La première phase de sa gueule de bois a consisté à monopoliser les toilettes et à en bloquer l'accès, très embetant quand 20 personnes sont dans l'appartement et qu'elles ont toutes bu.

Du coup beaucoup de personnes ont du dépasser leur pudeur et faire pipi à coté d'un Antoine gisant lamentablement sur le carrelage de la salle de bain, la tete dans les bras, respirant fort afin de controler sa prochaine envie de vomir.

Ce fut une première pour moi, faire pipi en face d'Antoine, en m'inquiétant de savoir s'il allait bien tout en m'emparant du papier toilette...

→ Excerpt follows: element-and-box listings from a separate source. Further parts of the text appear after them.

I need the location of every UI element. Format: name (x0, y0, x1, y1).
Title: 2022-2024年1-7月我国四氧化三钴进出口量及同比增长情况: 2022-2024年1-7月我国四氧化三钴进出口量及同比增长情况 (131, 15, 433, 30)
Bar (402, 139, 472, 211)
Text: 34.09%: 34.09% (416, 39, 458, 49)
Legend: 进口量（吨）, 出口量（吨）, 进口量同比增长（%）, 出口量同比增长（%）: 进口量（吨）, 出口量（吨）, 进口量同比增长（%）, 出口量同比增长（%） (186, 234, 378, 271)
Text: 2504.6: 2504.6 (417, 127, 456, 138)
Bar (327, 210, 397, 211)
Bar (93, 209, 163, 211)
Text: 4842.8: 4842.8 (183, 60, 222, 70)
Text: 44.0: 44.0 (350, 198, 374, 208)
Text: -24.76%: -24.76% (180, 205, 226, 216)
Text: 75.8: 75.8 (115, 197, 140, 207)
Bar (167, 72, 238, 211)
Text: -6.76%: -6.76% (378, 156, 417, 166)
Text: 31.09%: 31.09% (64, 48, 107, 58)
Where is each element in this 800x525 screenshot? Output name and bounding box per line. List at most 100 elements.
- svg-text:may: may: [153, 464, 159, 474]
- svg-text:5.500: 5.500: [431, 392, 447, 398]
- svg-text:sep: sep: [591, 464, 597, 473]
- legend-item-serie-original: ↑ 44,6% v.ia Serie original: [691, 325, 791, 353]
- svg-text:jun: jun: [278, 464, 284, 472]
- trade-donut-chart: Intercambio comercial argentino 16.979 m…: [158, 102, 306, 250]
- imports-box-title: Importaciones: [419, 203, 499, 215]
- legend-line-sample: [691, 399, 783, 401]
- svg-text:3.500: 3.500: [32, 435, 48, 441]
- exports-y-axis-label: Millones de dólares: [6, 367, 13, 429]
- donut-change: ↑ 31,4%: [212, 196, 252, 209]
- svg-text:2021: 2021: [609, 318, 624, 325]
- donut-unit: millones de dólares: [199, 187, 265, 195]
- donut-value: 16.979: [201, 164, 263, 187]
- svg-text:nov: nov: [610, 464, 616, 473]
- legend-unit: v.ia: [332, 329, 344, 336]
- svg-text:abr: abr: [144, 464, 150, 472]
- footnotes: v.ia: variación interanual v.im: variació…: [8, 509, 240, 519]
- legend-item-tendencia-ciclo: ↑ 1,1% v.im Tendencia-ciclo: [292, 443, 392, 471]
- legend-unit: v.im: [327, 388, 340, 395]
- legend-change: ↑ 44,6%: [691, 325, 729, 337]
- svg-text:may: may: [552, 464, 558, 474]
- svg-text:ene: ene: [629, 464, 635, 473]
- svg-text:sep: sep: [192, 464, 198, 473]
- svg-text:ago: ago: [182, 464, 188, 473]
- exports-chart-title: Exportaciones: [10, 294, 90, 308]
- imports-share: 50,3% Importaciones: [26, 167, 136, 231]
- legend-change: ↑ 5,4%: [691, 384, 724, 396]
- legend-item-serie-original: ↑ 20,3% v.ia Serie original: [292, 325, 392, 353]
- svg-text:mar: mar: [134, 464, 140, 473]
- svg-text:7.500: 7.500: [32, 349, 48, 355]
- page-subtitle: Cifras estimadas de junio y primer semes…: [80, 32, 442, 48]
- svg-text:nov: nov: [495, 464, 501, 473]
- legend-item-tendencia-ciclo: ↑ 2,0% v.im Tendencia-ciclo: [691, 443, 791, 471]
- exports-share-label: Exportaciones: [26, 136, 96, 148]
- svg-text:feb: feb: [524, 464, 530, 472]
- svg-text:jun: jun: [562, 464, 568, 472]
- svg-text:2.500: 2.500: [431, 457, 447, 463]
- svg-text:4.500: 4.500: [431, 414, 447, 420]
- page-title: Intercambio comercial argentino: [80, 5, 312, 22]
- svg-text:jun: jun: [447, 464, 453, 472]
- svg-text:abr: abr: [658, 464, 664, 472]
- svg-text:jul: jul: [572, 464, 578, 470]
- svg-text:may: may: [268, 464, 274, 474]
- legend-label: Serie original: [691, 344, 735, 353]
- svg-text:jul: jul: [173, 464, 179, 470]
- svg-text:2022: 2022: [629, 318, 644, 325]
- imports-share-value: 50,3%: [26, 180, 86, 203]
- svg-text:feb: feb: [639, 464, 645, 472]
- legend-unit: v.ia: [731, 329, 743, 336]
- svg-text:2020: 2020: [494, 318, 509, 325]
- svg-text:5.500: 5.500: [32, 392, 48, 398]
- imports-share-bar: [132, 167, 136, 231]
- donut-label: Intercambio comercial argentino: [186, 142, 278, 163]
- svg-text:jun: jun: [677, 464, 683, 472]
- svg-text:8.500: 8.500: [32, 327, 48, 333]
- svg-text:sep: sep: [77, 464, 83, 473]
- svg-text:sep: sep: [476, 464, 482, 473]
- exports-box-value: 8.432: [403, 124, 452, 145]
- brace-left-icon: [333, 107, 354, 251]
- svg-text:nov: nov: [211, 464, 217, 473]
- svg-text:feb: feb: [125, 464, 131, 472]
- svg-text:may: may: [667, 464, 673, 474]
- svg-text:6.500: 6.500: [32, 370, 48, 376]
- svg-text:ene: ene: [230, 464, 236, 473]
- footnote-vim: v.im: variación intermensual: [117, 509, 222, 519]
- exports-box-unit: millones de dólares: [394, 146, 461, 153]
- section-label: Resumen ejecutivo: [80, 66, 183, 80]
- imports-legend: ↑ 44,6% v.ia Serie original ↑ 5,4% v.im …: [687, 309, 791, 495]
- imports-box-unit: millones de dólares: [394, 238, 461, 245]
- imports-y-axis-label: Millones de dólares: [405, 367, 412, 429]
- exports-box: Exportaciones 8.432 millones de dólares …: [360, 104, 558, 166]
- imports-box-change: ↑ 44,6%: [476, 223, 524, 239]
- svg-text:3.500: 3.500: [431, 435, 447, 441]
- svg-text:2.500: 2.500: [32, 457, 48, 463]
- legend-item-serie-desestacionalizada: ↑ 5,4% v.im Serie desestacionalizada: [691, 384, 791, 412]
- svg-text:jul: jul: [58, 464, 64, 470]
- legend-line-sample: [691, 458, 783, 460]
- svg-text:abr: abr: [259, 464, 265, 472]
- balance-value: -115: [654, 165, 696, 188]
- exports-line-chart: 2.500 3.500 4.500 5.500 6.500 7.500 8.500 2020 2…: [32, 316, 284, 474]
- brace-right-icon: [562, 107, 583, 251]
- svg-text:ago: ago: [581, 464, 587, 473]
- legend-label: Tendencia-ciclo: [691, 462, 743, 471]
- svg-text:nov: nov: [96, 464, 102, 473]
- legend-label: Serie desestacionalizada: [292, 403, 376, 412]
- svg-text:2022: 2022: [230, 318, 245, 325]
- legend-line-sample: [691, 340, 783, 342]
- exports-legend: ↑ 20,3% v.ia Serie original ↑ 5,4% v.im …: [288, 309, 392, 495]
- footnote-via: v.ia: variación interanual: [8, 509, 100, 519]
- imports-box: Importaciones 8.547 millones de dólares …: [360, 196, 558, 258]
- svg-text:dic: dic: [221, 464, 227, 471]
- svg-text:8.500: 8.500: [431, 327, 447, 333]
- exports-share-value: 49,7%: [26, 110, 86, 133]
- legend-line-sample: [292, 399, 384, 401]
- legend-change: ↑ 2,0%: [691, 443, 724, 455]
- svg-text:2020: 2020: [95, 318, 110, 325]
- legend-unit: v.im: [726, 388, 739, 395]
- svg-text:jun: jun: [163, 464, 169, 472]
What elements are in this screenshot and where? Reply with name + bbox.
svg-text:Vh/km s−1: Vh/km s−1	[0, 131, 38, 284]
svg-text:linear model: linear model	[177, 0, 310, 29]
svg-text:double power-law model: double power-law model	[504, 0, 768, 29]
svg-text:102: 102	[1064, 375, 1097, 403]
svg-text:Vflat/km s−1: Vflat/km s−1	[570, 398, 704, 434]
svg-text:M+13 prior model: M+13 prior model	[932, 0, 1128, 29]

Bref, quand le moment fatidique de poursuivre la soirée à l'extérieur s'est présenté, et ce deux fois de suite, une fois avec les français, une fois avec les irlandais, un gros dilemme s'es présenté à moi.

Allais-je ou non abandonner Antoine à son triste sort ?

Après m'etre presque laissée tenter par les irlandais et leur accent persuasif, j'ai, par acquis de conscience, jeté un dernier coup d'oeil dans la chambre pour vérifier qu'Antoine s'en sortait.

Erreur fatale, je l'ai trouvé assis sur mon lit gerbant tripes et boyaux dans le seau, le visage quasiment violet sous l'effort.

Du coup, bah voilà, c'est mon colocataire, alors je suis restée, histoire de m'assurer qu'il finirait tranquillement par s'endormir (sans en foutre partout sur mes draps évidemment).

Bah, c'est à charge de revanche, dans les futures soirées, car il y en aura encore beaucoup d'autres, j'espère bien que si c'est moi qui finis malade à en crever il sera là pour me tenir les cheveux quand je vomirai.

Sur cette anecdote, ma foi dégoulinante, bon dimanche...

vendredi 9 octobre 2009

104- Silence Radio


Bon, je n'ai pas été très présente sur mon blog, ni meme sur facebook ces derniers jours, mais j'étais tout simplement emportée par la folie dublinoise.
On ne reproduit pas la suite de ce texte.